Titans introduces a novel neural long-term memory module that, in contrast to the fixed-size vector or matrix memory found in conventional RNNs, functions as a deep neural network—specifically, a multi-layer perceptron—while attention mechanisms excel at precise short-term memory. The model can summarize a lot of information without losing important context thanks to this memory module’s significantly higher expressive power. The model isn’t simply taking notes; it’s understanding and synthesizing the entire story.

Importantly, Titans does not simply store data passively. It actively learns how to recognize and retain important relationships and conceptual themes that connect tokens across the entire input. What we refer to as the “surprise metric” is an essential component of this ability. In human psychology, we know we quickly and easily forget routine, expected events but remember things that break the pattern — unexpected, surprising, or highly emotional events.

The “surprise metric” in Titans is when the model notices a significant difference between what it currently remembers and what the new input is telling it.

  • Low surprise: If the new word is “cat” and the model’s memory state already expects an animal word, the gradient (surprise) is low. It can safely skip memorizing the word “cat” in its permanent long-term state.
  • High surprise: The gradient, or surprise, will be extremely high if the new input is a picture of a banana peel and the model’s memory state is summarizing a serious financial report. This indicates that the new input must be prioritized for permanent storage in the long-term memory module because it is significant or unusual.

The gradient, an internal error signal, serves as the mathematical equivalent of the statement, “This is unexpected and important!” in the model. This allows the Titans architecture to selectively update its long-term memory only with the most novel and context-breaking information, keeping the overall process fast and efficient.

This mechanism is improved by including two essential components in Titans:

Momentum: The model takes into account both “momentary surprise,” which is the present input, and “past surprise,” which is the most recent context flow. Even if the tokens themselves are not unexpected, this ensures that any relevant subsequent information is also recorded. Titans use an adaptive weight decay mechanism to manage the memory’s limited capacity when dealing with extremely long sequences of events. This acts as a forgetting gate, allowing the model to discard information that is no longer needed.

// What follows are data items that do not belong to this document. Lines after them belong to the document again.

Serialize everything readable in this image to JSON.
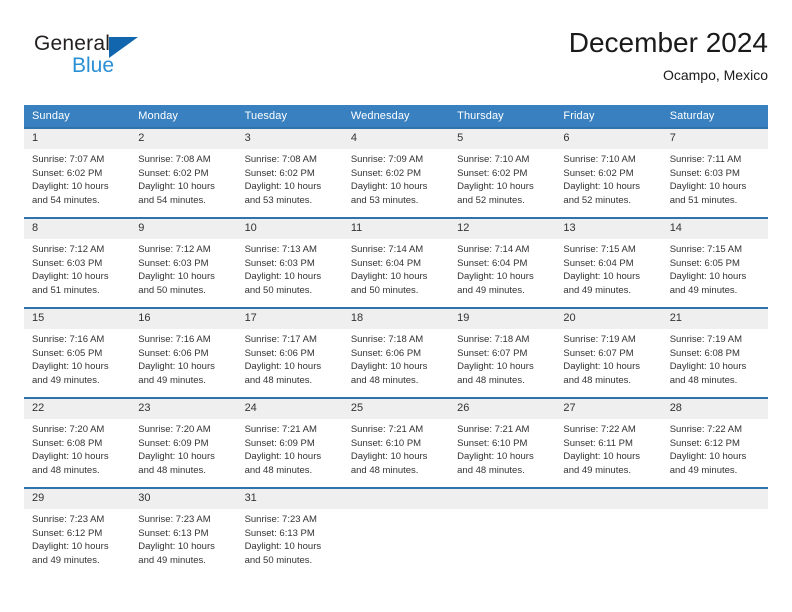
{
  "brand": {
    "name_top": "General",
    "name_bottom": "Blue",
    "triangle_color": "#1266ad",
    "blue_text_color": "#2a8fd4"
  },
  "header": {
    "title": "December 2024",
    "subtitle": "Ocampo, Mexico"
  },
  "theme": {
    "header_row_bg": "#3880c0",
    "cell_top_border": "#2f72ac",
    "daynum_bg": "#efefef",
    "text": "#333333"
  },
  "weekdays": [
    "Sunday",
    "Monday",
    "Tuesday",
    "Wednesday",
    "Thursday",
    "Friday",
    "Saturday"
  ],
  "weeks": [
    [
      {
        "day": "1",
        "sunrise": "Sunrise: 7:07 AM",
        "sunset": "Sunset: 6:02 PM",
        "daylight_1": "Daylight: 10 hours",
        "daylight_2": "and 54 minutes."
      },
      {
        "day": "2",
        "sunrise": "Sunrise: 7:08 AM",
        "sunset": "Sunset: 6:02 PM",
        "daylight_1": "Daylight: 10 hours",
        "daylight_2": "and 54 minutes."
      },
      {
        "day": "3",
        "sunrise": "Sunrise: 7:08 AM",
        "sunset": "Sunset: 6:02 PM",
        "daylight_1": "Daylight: 10 hours",
        "daylight_2": "and 53 minutes."
      },
      {
        "day": "4",
        "sunrise": "Sunrise: 7:09 AM",
        "sunset": "Sunset: 6:02 PM",
        "daylight_1": "Daylight: 10 hours",
        "daylight_2": "and 53 minutes."
      },
      {
        "day": "5",
        "sunrise": "Sunrise: 7:10 AM",
        "sunset": "Sunset: 6:02 PM",
        "daylight_1": "Daylight: 10 hours",
        "daylight_2": "and 52 minutes."
      },
      {
        "day": "6",
        "sunrise": "Sunrise: 7:10 AM",
        "sunset": "Sunset: 6:02 PM",
        "daylight_1": "Daylight: 10 hours",
        "daylight_2": "and 52 minutes."
      },
      {
        "day": "7",
        "sunrise": "Sunrise: 7:11 AM",
        "sunset": "Sunset: 6:03 PM",
        "daylight_1": "Daylight: 10 hours",
        "daylight_2": "and 51 minutes."
      }
    ],
    [
      {
        "day": "8",
        "sunrise": "Sunrise: 7:12 AM",
        "sunset": "Sunset: 6:03 PM",
        "daylight_1": "Daylight: 10 hours",
        "daylight_2": "and 51 minutes."
      },
      {
        "day": "9",
        "sunrise": "Sunrise: 7:12 AM",
        "sunset": "Sunset: 6:03 PM",
        "daylight_1": "Daylight: 10 hours",
        "daylight_2": "and 50 minutes."
      },
      {
        "day": "10",
        "sunrise": "Sunrise: 7:13 AM",
        "sunset": "Sunset: 6:03 PM",
        "daylight_1": "Daylight: 10 hours",
        "daylight_2": "and 50 minutes."
      },
      {
        "day": "11",
        "sunrise": "Sunrise: 7:14 AM",
        "sunset": "Sunset: 6:04 PM",
        "daylight_1": "Daylight: 10 hours",
        "daylight_2": "and 50 minutes."
      },
      {
        "day": "12",
        "sunrise": "Sunrise: 7:14 AM",
        "sunset": "Sunset: 6:04 PM",
        "daylight_1": "Daylight: 10 hours",
        "daylight_2": "and 49 minutes."
      },
      {
        "day": "13",
        "sunrise": "Sunrise: 7:15 AM",
        "sunset": "Sunset: 6:04 PM",
        "daylight_1": "Daylight: 10 hours",
        "daylight_2": "and 49 minutes."
      },
      {
        "day": "14",
        "sunrise": "Sunrise: 7:15 AM",
        "sunset": "Sunset: 6:05 PM",
        "daylight_1": "Daylight: 10 hours",
        "daylight_2": "and 49 minutes."
      }
    ],
    [
      {
        "day": "15",
        "sunrise": "Sunrise: 7:16 AM",
        "sunset": "Sunset: 6:05 PM",
        "daylight_1": "Daylight: 10 hours",
        "daylight_2": "and 49 minutes."
      },
      {
        "day": "16",
        "sunrise": "Sunrise: 7:16 AM",
        "sunset": "Sunset: 6:06 PM",
        "daylight_1": "Daylight: 10 hours",
        "daylight_2": "and 49 minutes."
      },
      {
        "day": "17",
        "sunrise": "Sunrise: 7:17 AM",
        "sunset": "Sunset: 6:06 PM",
        "daylight_1": "Daylight: 10 hours",
        "daylight_2": "and 48 minutes."
      },
      {
        "day": "18",
        "sunrise": "Sunrise: 7:18 AM",
        "sunset": "Sunset: 6:06 PM",
        "daylight_1": "Daylight: 10 hours",
        "daylight_2": "and 48 minutes."
      },
      {
        "day": "19",
        "sunrise": "Sunrise: 7:18 AM",
        "sunset": "Sunset: 6:07 PM",
        "daylight_1": "Daylight: 10 hours",
        "daylight_2": "and 48 minutes."
      },
      {
        "day": "20",
        "sunrise": "Sunrise: 7:19 AM",
        "sunset": "Sunset: 6:07 PM",
        "daylight_1": "Daylight: 10 hours",
        "daylight_2": "and 48 minutes."
      },
      {
        "day": "21",
        "sunrise": "Sunrise: 7:19 AM",
        "sunset": "Sunset: 6:08 PM",
        "daylight_1": "Daylight: 10 hours",
        "daylight_2": "and 48 minutes."
      }
    ],
    [
      {
        "day": "22",
        "sunrise": "Sunrise: 7:20 AM",
        "sunset": "Sunset: 6:08 PM",
        "daylight_1": "Daylight: 10 hours",
        "daylight_2": "and 48 minutes."
      },
      {
        "day": "23",
        "sunrise": "Sunrise: 7:20 AM",
        "sunset": "Sunset: 6:09 PM",
        "daylight_1": "Daylight: 10 hours",
        "daylight_2": "and 48 minutes."
      },
      {
        "day": "24",
        "sunrise": "Sunrise: 7:21 AM",
        "sunset": "Sunset: 6:09 PM",
        "daylight_1": "Daylight: 10 hours",
        "daylight_2": "and 48 minutes."
      },
      {
        "day": "25",
        "sunrise": "Sunrise: 7:21 AM",
        "sunset": "Sunset: 6:10 PM",
        "daylight_1": "Daylight: 10 hours",
        "daylight_2": "and 48 minutes."
      },
      {
        "day": "26",
        "sunrise": "Sunrise: 7:21 AM",
        "sunset": "Sunset: 6:10 PM",
        "daylight_1": "Daylight: 10 hours",
        "daylight_2": "and 48 minutes."
      },
      {
        "day": "27",
        "sunrise": "Sunrise: 7:22 AM",
        "sunset": "Sunset: 6:11 PM",
        "daylight_1": "Daylight: 10 hours",
        "daylight_2": "and 49 minutes."
      },
      {
        "day": "28",
        "sunrise": "Sunrise: 7:22 AM",
        "sunset": "Sunset: 6:12 PM",
        "daylight_1": "Daylight: 10 hours",
        "daylight_2": "and 49 minutes."
      }
    ],
    [
      {
        "day": "29",
        "sunrise": "Sunrise: 7:23 AM",
        "sunset": "Sunset: 6:12 PM",
        "daylight_1": "Daylight: 10 hours",
        "daylight_2": "and 49 minutes."
      },
      {
        "day": "30",
        "sunrise": "Sunrise: 7:23 AM",
        "sunset": "Sunset: 6:13 PM",
        "daylight_1": "Daylight: 10 hours",
        "daylight_2": "and 49 minutes."
      },
      {
        "day": "31",
        "sunrise": "Sunrise: 7:23 AM",
        "sunset": "Sunset: 6:13 PM",
        "daylight_1": "Daylight: 10 hours",
        "daylight_2": "and 50 minutes."
      },
      {
        "day": "",
        "sunrise": "",
        "sunset": "",
        "daylight_1": "",
        "daylight_2": ""
      },
      {
        "day": "",
        "sunrise": "",
        "sunset": "",
        "daylight_1": "",
        "daylight_2": ""
      },
      {
        "day": "",
        "sunrise": "",
        "sunset": "",
        "daylight_1": "",
        "daylight_2": ""
      },
      {
        "day": "",
        "sunrise": "",
        "sunset": "",
        "daylight_1": "",
        "daylight_2": ""
      }
    ]
  ]
}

MIRAS: A unified view of sequence modeling

From the most recent transformers to the lightning-fast linear RNNs, every major advancement in sequence modeling is essentially the same: a highly complex associative memory module. Accordingly, what makes MIRAS both unique and practical is the way it views AI modeling. It doesn’t see different architectures; rather, it sees different ways to solve the same problem:

effectively combining new information with old memories without forgetting the important ideas. MIRAS defines a sequence model through four key design choices:

  • Memory architecture: The structure that stores information (e.g., a vector, matrix, or a deep multi-layer perceptron, like in Titans).
  • Attentional bias: The internal learning objective the model optimizes that determines what it prioritizes.
    The regularizer for memory is the retention gate. MIRAS reinterprets “forgetting mechanisms” as specific forms of regularization that balance new learning against retaining past knowledge.
  • Memory algorithm: The optimization algorithm used to update the memory.

Transcending the mean squared error paradigm

Mean squared error (MSE) or dot-product similarity is used by nearly all current successful sequence models to determine their bias and retention. This reliance can make models sensitive to outliers and limit their expressive power.

MIRAS transcends this limitation by providing a generative framework to explore a more rich design space informed by the literature in optimization and statistics. This makes it possible to develop novel architectures with regularization and non-Euclidean goals.